Harry Potter And The Deathly Hallows

In a little over a week, the first part of the final installment of the Harry Potter series will hit the theaters.  Called Harry Potter and the Deathly Hallows Part I, it will debut on November 19.  The second part will be released in July 2011.

I’m eager to see how succesfully the last Harry Potter book is brought to the big screen.  The books have been a world-wide phenomenon, of course, but the movie adaptations have been interesting in their own right.  How do you take an enormously successful series of books and bring those characters to the big screen? What parts of the plots will hit the cutting room floor?  Can the silver screen version capture the mood of the book?

In the case of the Harry Potter books, the last question is crucial, because the mood of the books grew increasingly dark as the series progressed.  In the earlier books we learn, usually in light-hearted, humorous fashion, about things like Quidditch, and newspapers where the photographs move, and how the world of wizards manages to co-exist with the world of humans.  In the later books we learn of how Voldemort unforgivably separated himself from the rest of the sorcerer’s world in his quest to become the most powerful wizard in the world, we discover that Dumbledore was possessed of his own foibles, we see Harry fighting with his dearest friends, and we witness death and destruction on a grand scale.

Only after Harry and his friends are plunged into despair can they experience the ultimate triumph over Voldemort and his minions.  Will the film, in deference to its youthful audience, shy away from realistically capturing the grimness that gives the ultimate resolution meaning?  (And how will it visualize the classic train station scene between Dumbledore and Harry and the wretched, sniveling creature there with them?)  These are the kinds of questions that make a movie told from a familiar story worth seeing.

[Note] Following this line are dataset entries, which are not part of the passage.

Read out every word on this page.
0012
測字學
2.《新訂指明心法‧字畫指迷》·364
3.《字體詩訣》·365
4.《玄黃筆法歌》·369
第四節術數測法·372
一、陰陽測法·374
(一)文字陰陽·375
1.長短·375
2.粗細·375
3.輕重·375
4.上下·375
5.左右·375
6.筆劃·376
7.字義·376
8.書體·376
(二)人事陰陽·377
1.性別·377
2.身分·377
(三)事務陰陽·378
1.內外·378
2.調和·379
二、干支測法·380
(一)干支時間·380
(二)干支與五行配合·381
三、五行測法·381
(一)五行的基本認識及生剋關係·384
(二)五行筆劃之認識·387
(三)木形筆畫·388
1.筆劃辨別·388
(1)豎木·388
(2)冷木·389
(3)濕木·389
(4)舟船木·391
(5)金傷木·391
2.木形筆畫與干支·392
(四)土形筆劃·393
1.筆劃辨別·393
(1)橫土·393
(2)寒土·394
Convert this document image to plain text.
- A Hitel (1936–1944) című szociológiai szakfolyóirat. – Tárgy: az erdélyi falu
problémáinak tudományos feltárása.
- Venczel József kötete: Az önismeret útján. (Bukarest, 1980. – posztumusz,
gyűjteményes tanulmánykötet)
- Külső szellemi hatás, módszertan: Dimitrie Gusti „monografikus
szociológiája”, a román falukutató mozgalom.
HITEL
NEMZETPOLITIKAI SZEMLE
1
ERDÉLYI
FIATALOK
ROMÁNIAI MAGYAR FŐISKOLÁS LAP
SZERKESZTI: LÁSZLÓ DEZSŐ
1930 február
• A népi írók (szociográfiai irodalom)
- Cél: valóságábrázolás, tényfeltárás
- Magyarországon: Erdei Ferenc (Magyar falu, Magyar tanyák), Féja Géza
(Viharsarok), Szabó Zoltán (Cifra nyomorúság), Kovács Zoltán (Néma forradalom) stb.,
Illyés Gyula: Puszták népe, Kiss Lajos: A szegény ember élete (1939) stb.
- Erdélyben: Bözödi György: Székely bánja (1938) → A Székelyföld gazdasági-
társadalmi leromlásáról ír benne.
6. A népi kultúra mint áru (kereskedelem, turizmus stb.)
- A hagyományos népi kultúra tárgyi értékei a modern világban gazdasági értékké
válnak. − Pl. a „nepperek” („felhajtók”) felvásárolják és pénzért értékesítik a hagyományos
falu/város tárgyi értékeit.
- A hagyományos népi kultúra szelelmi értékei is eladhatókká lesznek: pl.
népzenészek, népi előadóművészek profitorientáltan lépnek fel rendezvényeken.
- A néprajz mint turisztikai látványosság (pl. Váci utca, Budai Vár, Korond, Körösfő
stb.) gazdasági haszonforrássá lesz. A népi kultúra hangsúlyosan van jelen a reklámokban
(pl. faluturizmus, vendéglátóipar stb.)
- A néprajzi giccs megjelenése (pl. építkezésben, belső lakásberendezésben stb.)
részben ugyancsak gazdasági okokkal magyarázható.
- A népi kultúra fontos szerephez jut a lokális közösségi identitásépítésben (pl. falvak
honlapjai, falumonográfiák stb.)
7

Harry Potter And The Half-Blood Prince

I’ve been seeing previews for Harry Potter and the Half-Blood Prince, and I have to admit that I am looking forward to the movie. I really enjoyed all of the Harry Potter books — they are great summer reads — and, so far at least, I think the movies have done a good job of presenting the Harry Potter saga in an entertaining way that is true to the story. The Half-Blood Prince will be a real challenge for the filmmakers because the story is so dark and distressing, and any realistic depiction of some of the events in the book could fighten the snot out of the littler Harry Potter fans.

Alan Rickman as Severus Snape

Alan Rickman as Severus Snape

Unlike some readers, I don’t mind when my favorite books are made into movies or TV series. I enjoy seeing whether the filmmaker’s vision matches my vision of the characters, the settings, and so forth. When the truly excellent TV adaptation of Lonesome Dove was aired, I initially found the appearance of Robert Duvall, as Gus McCrae, especially jarring, because I had formed a strong mental image of McCrae as looking like Wilford Brimley. Duvall was so stunningly good as McCrae, however, that the image of Wilford Brimley was quickly dislodged and forgotten. So it has been with the Harry Potter books and movies. Alan Rickman is my mental image of Severus Snape, whether I like it or not. (And I do like it, incidentally. One reason I’m looking forward to The Half-Blood Prince, by the way, is that it should give Rickman a chance to shine that he really hasn’t had so far in the series.)

To prepare for The Half-Blood Prince, I’ll be doing what I normally do when a book I like makes it to the big screen — I’ll reread it, to get reacquainted with the story, the characters, and the various nuances and subtleties that are found in full-length books but that can’t possibly all make it into the movie. I’ve located the tattered family copy of the book, and it will be a good way to spend some leisure time until the movie opens.